Q: Ceci pose des problèmes de solitude. Eprouve- t-on un sentiment d'abandon?

R: On ne se sent pas abandonné mais on devine un rétrécissement de la société autour de soi. Les visites s'espacent, deviennent de plus en plus rares, disparaissent, et on reste-là à penser à ceux qu'on avait l'habitude de voir.

Q: Quelle est votre attitude vis-à-vis de la société mauricienne actuelle?

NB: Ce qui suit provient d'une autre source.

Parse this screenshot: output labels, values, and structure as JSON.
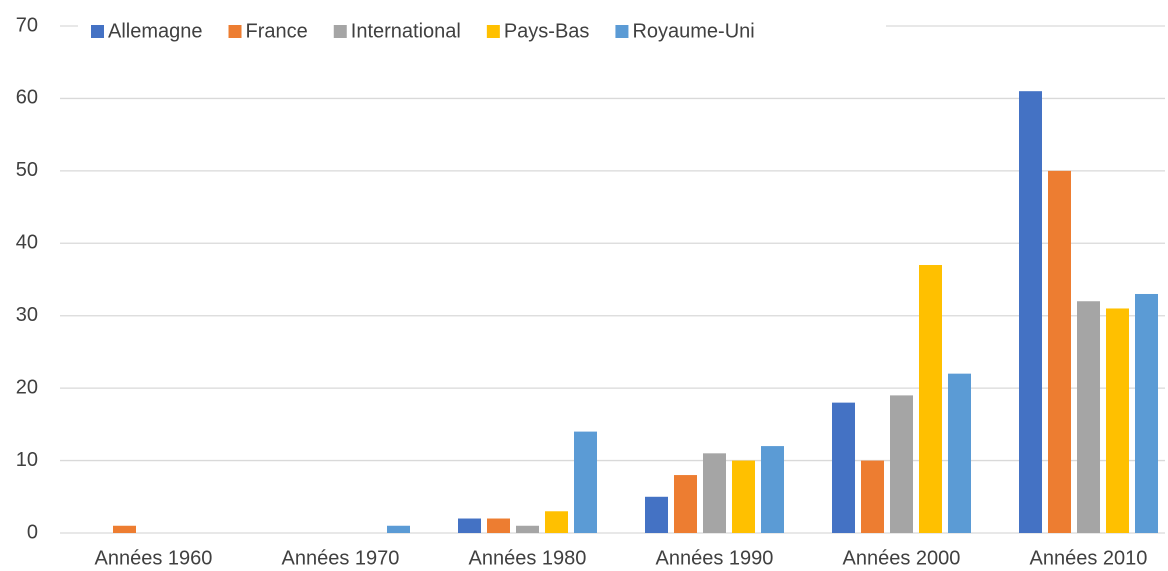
{
  "chart_data": {
    "type": "bar",
    "categories": [
      "Années 1960",
      "Années 1970",
      "Années 1980",
      "Années 1990",
      "Années 2000",
      "Années 2010"
    ],
    "series": [
      {
        "name": "Allemagne",
        "color": "#4472c4",
        "values": [
          0,
          0,
          2,
          5,
          18,
          61
        ]
      },
      {
        "name": "France",
        "color": "#ed7d31",
        "values": [
          1,
          0,
          2,
          8,
          10,
          50
        ]
      },
      {
        "name": "International",
        "color": "#a5a5a5",
        "values": [
          0,
          0,
          1,
          11,
          19,
          32
        ]
      },
      {
        "name": "Pays-Bas",
        "color": "#ffc000",
        "values": [
          0,
          0,
          3,
          10,
          37,
          31
        ]
      },
      {
        "name": "Royaume-Uni",
        "color": "#5b9bd5",
        "values": [
          0,
          1,
          14,
          12,
          22,
          33
        ]
      }
    ],
    "ylim": [
      0,
      70
    ],
    "yticks": [
      0,
      10,
      20,
      30,
      40,
      50,
      60,
      70
    ],
    "grid": true,
    "legend": "top"
  }
}
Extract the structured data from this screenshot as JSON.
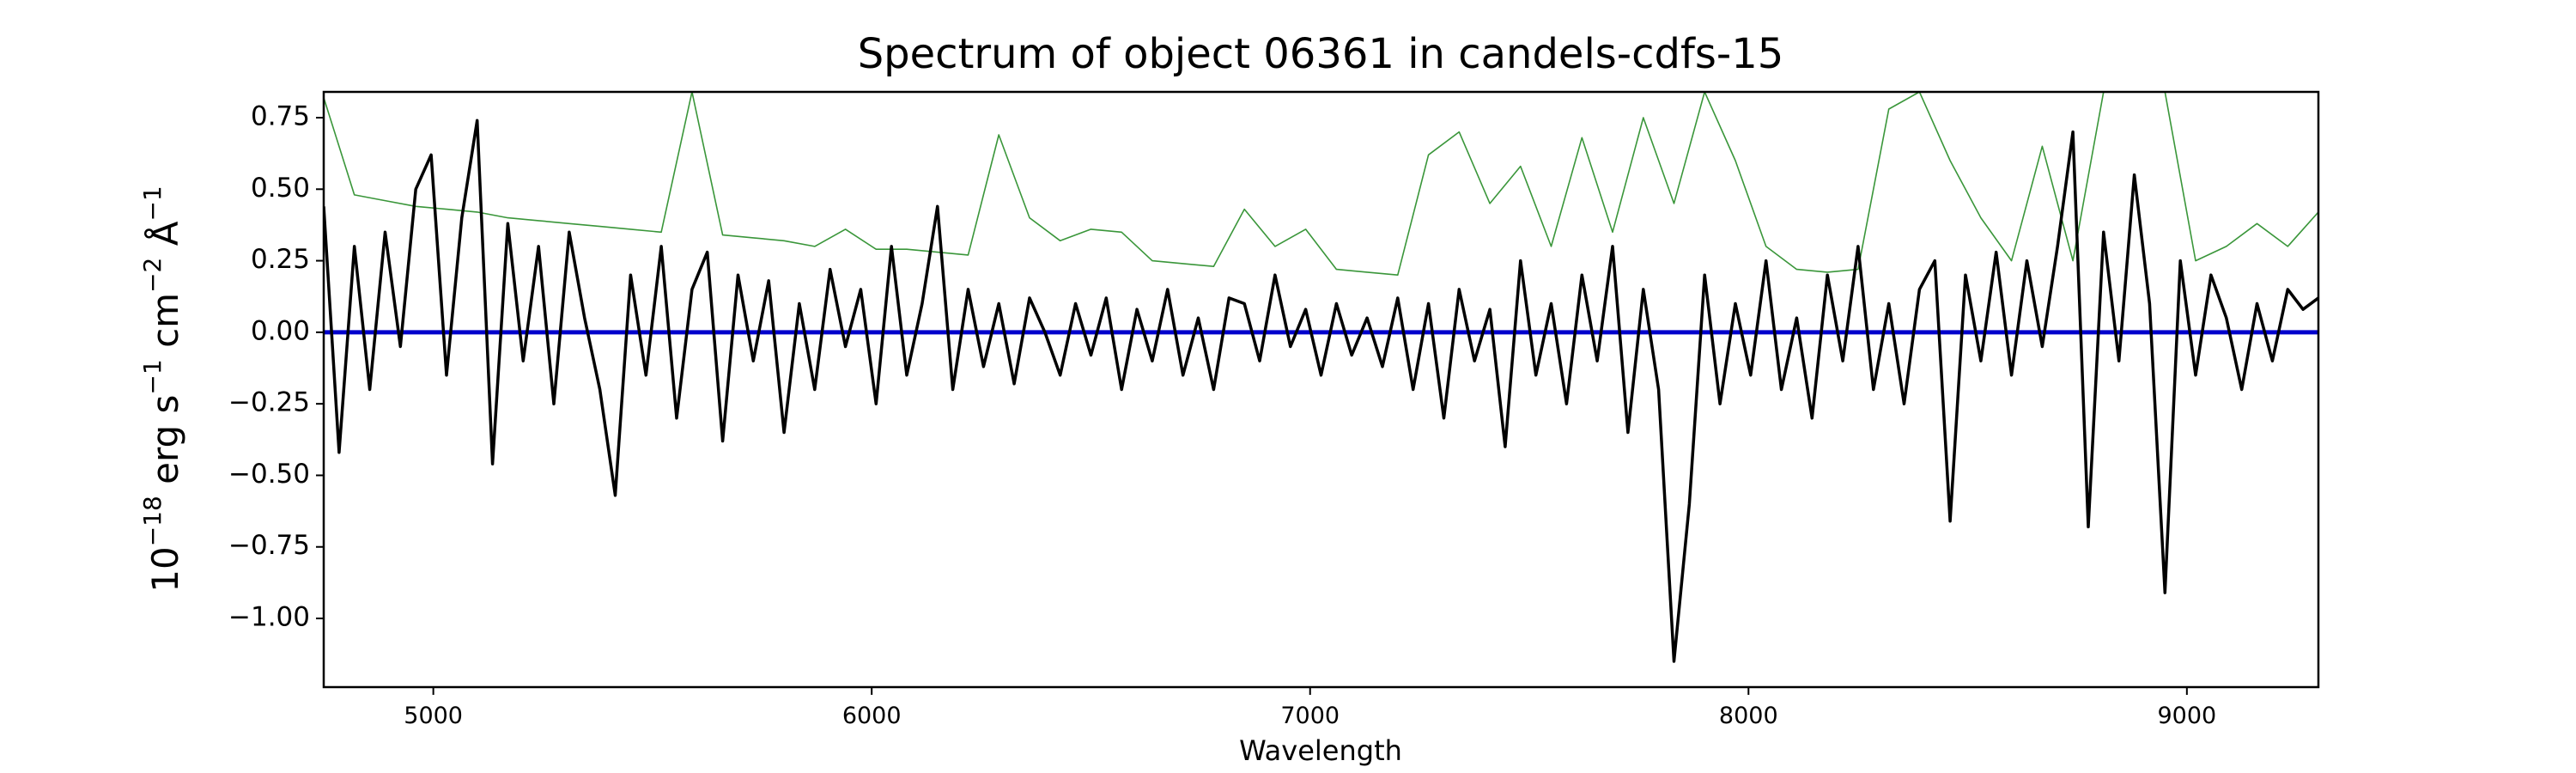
{
  "chart_data": {
    "type": "line",
    "title": "Spectrum of object 06361 in candels-cdfs-15",
    "xlabel": "Wavelength",
    "ylabel_parts": [
      [
        "10",
        "−18"
      ],
      [
        " erg s",
        "−1"
      ],
      [
        " cm",
        "−2"
      ],
      [
        " Å",
        "−1"
      ]
    ],
    "xlim": [
      4750,
      9300
    ],
    "ylim": [
      -1.24,
      0.84
    ],
    "xticks": [
      5000,
      6000,
      7000,
      8000,
      9000
    ],
    "yticks": [
      {
        "value": -1,
        "label": "−1.00"
      },
      {
        "value": -0.75,
        "label": "−0.75"
      },
      {
        "value": -0.5,
        "label": "−0.50"
      },
      {
        "value": -0.25,
        "label": "−0.25"
      },
      {
        "value": 0,
        "label": "0.00"
      },
      0.25,
      {
        "value": 0.5,
        "label": "0.50"
      },
      0.75
    ],
    "series": [
      {
        "color": "#3a963a",
        "width": 1.6,
        "x": [
          4750,
          4820,
          4890,
          4960,
          5030,
          5100,
          5170,
          5240,
          5310,
          5380,
          5450,
          5520,
          5590,
          5660,
          5730,
          5800,
          5870,
          5940,
          6010,
          6080,
          6150,
          6220,
          6290,
          6360,
          6430,
          6500,
          6570,
          6640,
          6710,
          6780,
          6850,
          6920,
          6990,
          7060,
          7130,
          7200,
          7270,
          7340,
          7410,
          7480,
          7550,
          7620,
          7690,
          7760,
          7830,
          7900,
          7970,
          8040,
          8110,
          8180,
          8250,
          8320,
          8390,
          8460,
          8530,
          8600,
          8670,
          8740,
          8810,
          8880,
          8950,
          9020,
          9090,
          9160,
          9230,
          9300
        ],
        "values": [
          0.82,
          0.48,
          0.46,
          0.44,
          0.43,
          0.42,
          0.4,
          0.39,
          0.38,
          0.37,
          0.36,
          0.35,
          0.84,
          0.34,
          0.33,
          0.32,
          0.3,
          0.36,
          0.29,
          0.29,
          0.28,
          0.27,
          0.69,
          0.4,
          0.32,
          0.36,
          0.35,
          0.25,
          0.24,
          0.23,
          0.43,
          0.3,
          0.36,
          0.22,
          0.21,
          0.2,
          0.62,
          0.7,
          0.45,
          0.58,
          0.3,
          0.68,
          0.35,
          0.75,
          0.45,
          0.84,
          0.6,
          0.3,
          0.22,
          0.21,
          0.22,
          0.78,
          0.84,
          0.6,
          0.4,
          0.25,
          0.65,
          0.25,
          0.84,
          0.84,
          0.84,
          0.25,
          0.3,
          0.38,
          0.3,
          0.42
        ]
      },
      {
        "color": "#0000cc",
        "width": 5,
        "x": [
          4750,
          9300
        ],
        "values": [
          0,
          0
        ]
      },
      {
        "color": "#000000",
        "width": 3.5,
        "x": [
          4750,
          4785,
          4820,
          4855,
          4890,
          4925,
          4960,
          4995,
          5030,
          5065,
          5100,
          5135,
          5170,
          5205,
          5240,
          5275,
          5310,
          5345,
          5380,
          5415,
          5450,
          5485,
          5520,
          5555,
          5590,
          5625,
          5660,
          5695,
          5730,
          5765,
          5800,
          5835,
          5870,
          5905,
          5940,
          5975,
          6010,
          6045,
          6080,
          6115,
          6150,
          6185,
          6220,
          6255,
          6290,
          6325,
          6360,
          6395,
          6430,
          6465,
          6500,
          6535,
          6570,
          6605,
          6640,
          6675,
          6710,
          6745,
          6780,
          6815,
          6850,
          6885,
          6920,
          6955,
          6990,
          7025,
          7060,
          7095,
          7130,
          7165,
          7200,
          7235,
          7270,
          7305,
          7340,
          7375,
          7410,
          7445,
          7480,
          7515,
          7550,
          7585,
          7620,
          7655,
          7690,
          7725,
          7760,
          7795,
          7830,
          7865,
          7900,
          7935,
          7970,
          8005,
          8040,
          8075,
          8110,
          8145,
          8180,
          8215,
          8250,
          8285,
          8320,
          8355,
          8390,
          8425,
          8460,
          8495,
          8530,
          8565,
          8600,
          8635,
          8670,
          8705,
          8740,
          8775,
          8810,
          8845,
          8880,
          8915,
          8950,
          8985,
          9020,
          9055,
          9090,
          9125,
          9160,
          9195,
          9230,
          9265,
          9300
        ],
        "values": [
          0.44,
          -0.42,
          0.3,
          -0.2,
          0.35,
          -0.05,
          0.5,
          0.62,
          -0.15,
          0.4,
          0.74,
          -0.46,
          0.38,
          -0.1,
          0.3,
          -0.25,
          0.35,
          0.05,
          -0.2,
          -0.57,
          0.2,
          -0.15,
          0.3,
          -0.3,
          0.15,
          0.28,
          -0.38,
          0.2,
          -0.1,
          0.18,
          -0.35,
          0.1,
          -0.2,
          0.22,
          -0.05,
          0.15,
          -0.25,
          0.3,
          -0.15,
          0.1,
          0.44,
          -0.2,
          0.15,
          -0.12,
          0.1,
          -0.18,
          0.12,
          0.0,
          -0.15,
          0.1,
          -0.08,
          0.12,
          -0.2,
          0.08,
          -0.1,
          0.15,
          -0.15,
          0.05,
          -0.2,
          0.12,
          0.1,
          -0.1,
          0.2,
          -0.05,
          0.08,
          -0.15,
          0.1,
          -0.08,
          0.05,
          -0.12,
          0.12,
          -0.2,
          0.1,
          -0.3,
          0.15,
          -0.1,
          0.08,
          -0.4,
          0.25,
          -0.15,
          0.1,
          -0.25,
          0.2,
          -0.1,
          0.3,
          -0.35,
          0.15,
          -0.2,
          -1.15,
          -0.6,
          0.2,
          -0.25,
          0.1,
          -0.15,
          0.25,
          -0.2,
          0.05,
          -0.3,
          0.2,
          -0.1,
          0.3,
          -0.2,
          0.1,
          -0.25,
          0.15,
          0.25,
          -0.66,
          0.2,
          -0.1,
          0.28,
          -0.15,
          0.25,
          -0.05,
          0.3,
          0.7,
          -0.68,
          0.35,
          -0.1,
          0.55,
          0.1,
          -0.91,
          0.25,
          -0.15,
          0.2,
          0.05,
          -0.2,
          0.1,
          -0.1,
          0.15,
          0.08,
          0.12
        ]
      }
    ]
  }
}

R: Ne sortant plus, je me suis créé une société à moi.
Mes idées ne cadrent pas avec celles de la société actuelle. Quand je suis obligée d'aller en société, comme cela m'arrive à l'occasion d'un mariage quelconque, je me conforme aux normes actuelles. Je parle quand il faut parler et je ris quand il faut rire. Je me garde bien de faire une remarque ou de donner mes impressions car, dans ces cas-là, la réaction typique est de s'entendre dire : "Tu es vieux jeu" et on vous laisse en plan. Mais je dois dire que je connais mal la société actuelle.
Les rares fois où je sors, je me déplace en voiture et il est évident que ce n'est pas de cette façon que je pourrais connaître la société d'aujourd'hui.

Q: Pensez-vous que la société manque d'égards et de reconnaissance envers les vieux?

R: Non. Il y a beaucoup de personnes qui viennent nous visiter ici car elles s'intéressent à nous. Au niveau du gouvernement, un pas a été fait dans la bonne direction avec l'augmentation de la pension de vieillesse, mais il reste encore beaucoup à faire car il y a énormément de vieux qui sont encore dans le besoin.

Q: Comment expliquez-vous l'attitude de ceux qui n'hésitent pas à placer les personnes âgées dont ils ont la charge dans un couvent ou dans une maison de repos? Pensez-vous qu'une telle attitude est dictée par la peur de côtoyer ces vieux à Iongueur de journées? Ou bien est-ce tout simplement de l'indifférence?

R: Il faut toujours se mettre à la place d'autrui. Aujourd'hui, hommes et femmes doivent travailler pour faire fonctionner le ménage. Un loyer coûte Rs1000 par mois et une paire de chaussure Rs 300.
Il faut donc se mettre en présence de la vie actuelle qui ne permet pas toujours à un couple qui travaille de s'occuper d'un vieillard invalide. Une garde-malade coûte très cher. Ceci fait qu'on doit parfois passer outre à ses sentiments, et caser ces vieux quelque part.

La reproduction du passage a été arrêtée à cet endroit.